En México, una cuarta parte de las víctimas de desaparición son mujeres, pero de esa cifra, casi la totalidad son niñas o adolescentes de entre 10 y 17 años, lo cual abre hipótesis de investigación relacionadas con la trata de personas, afirmó Karla Quintana, titular de la Comisión Nacional de Búsqueda (CNB).

Durante su participación en el conversatorio virtual “Miradas nacionales e internacionales sobre la búsqueda de mujeres desaparecidas” –organizado hoy por la Defensoría del Pueblo de Perú–, la funcionaria admitió que México vive una “crisis” en materia de desapariciones, reconocida por el actual gobierno.

En ese marco, indicó que según las más recientes actualizaciones del registro de víctimas, hay poco más de 77 mil personas reportadas como desaparecidas, lo cual no quiere decir necesariamente que se trata de la cifra real, pues existe un gran subregistro o “cifra negra” al respecto.

Quintana señaló que, de ese total, el 25 por ciento corresponde a mujeres, pero al desagregar los datos por edad, se obtiene el “dato escalofriante” de que el 55.2 por ciento de las víctimas menores de 18 años son niñas.

El 90 por ciento o más (de las mujeres víctimas de desaparición) tienen entre 10 y 17 años.

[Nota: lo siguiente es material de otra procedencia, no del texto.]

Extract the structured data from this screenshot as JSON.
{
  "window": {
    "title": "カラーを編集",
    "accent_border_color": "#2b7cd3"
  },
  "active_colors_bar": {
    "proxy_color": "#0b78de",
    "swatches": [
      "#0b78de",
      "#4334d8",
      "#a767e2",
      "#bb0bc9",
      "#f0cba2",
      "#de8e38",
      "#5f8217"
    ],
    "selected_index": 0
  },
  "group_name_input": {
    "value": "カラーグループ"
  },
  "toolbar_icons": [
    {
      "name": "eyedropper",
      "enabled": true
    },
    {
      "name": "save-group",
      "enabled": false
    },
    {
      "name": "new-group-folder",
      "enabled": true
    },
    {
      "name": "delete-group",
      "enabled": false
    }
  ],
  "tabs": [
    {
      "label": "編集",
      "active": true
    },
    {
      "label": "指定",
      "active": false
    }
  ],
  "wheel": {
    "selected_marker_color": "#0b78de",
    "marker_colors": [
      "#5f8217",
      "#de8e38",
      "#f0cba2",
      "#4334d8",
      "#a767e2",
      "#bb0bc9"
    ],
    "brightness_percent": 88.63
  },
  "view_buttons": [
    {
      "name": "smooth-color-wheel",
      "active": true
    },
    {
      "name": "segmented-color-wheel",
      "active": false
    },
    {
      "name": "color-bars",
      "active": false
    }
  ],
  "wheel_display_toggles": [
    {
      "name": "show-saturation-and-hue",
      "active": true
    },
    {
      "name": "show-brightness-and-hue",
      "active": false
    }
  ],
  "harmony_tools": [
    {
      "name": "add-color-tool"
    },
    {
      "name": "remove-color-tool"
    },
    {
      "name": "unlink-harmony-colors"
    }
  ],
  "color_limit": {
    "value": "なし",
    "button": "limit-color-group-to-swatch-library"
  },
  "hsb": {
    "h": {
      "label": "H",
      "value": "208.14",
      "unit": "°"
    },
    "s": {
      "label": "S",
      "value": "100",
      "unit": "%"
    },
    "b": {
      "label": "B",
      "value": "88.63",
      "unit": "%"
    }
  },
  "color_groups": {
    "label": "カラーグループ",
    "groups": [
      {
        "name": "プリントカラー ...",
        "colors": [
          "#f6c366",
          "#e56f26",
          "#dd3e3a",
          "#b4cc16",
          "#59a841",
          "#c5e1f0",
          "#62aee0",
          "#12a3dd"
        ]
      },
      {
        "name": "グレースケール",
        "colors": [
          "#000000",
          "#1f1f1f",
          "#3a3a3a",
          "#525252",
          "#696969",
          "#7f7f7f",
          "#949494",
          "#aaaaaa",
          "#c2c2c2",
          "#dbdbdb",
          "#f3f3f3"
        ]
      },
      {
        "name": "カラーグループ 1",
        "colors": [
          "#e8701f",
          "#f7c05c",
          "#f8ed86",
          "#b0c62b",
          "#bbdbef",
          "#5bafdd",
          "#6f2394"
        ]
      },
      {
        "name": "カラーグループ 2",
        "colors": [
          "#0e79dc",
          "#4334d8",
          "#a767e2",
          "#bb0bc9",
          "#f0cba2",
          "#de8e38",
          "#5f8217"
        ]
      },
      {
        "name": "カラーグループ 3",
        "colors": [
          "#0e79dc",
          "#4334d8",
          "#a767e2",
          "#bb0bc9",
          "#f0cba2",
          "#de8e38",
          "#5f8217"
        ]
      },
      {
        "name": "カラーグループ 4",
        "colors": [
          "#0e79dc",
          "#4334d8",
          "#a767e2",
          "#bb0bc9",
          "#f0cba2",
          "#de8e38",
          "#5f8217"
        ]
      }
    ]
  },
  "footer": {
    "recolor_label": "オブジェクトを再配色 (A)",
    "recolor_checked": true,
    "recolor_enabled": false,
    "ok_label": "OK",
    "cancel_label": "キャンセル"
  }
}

Esto nos genera hipótesis de trata de personas que debemos atender en las búsquedas”, enfatizó la titular de la CNB.

Quintana afirmó que las niñas y adolescentes también son el grupo poblacional que más es encontrado con vida tras reportarse su desaparición, y destacó que ya hay ordenamientos legales que ordenan la búsqueda inmediata de todas las mujeres reportadas como ausentes, sin importar si se presume que son víctimas de un delito o no.

La funcionaria también destacó la publicación ayer martes en el Diario Oficial de la Federación del Protocolo Homologado de Búsqueda, elaborado en colaboración con las familias de personas desaparecidas y con elementos de perspectiva de género.

La desaparición en el país “es un reto, una crisis reconocida por el gobierno mexicano, y estamos construyendo desde la CNB, con el acompañamiento de organizaciones internacionales y de las familias, todo el andamiaje institucional para una búsqueda más efectiva. La normativa no es suficiente si no se pone en la práctica”, admitió.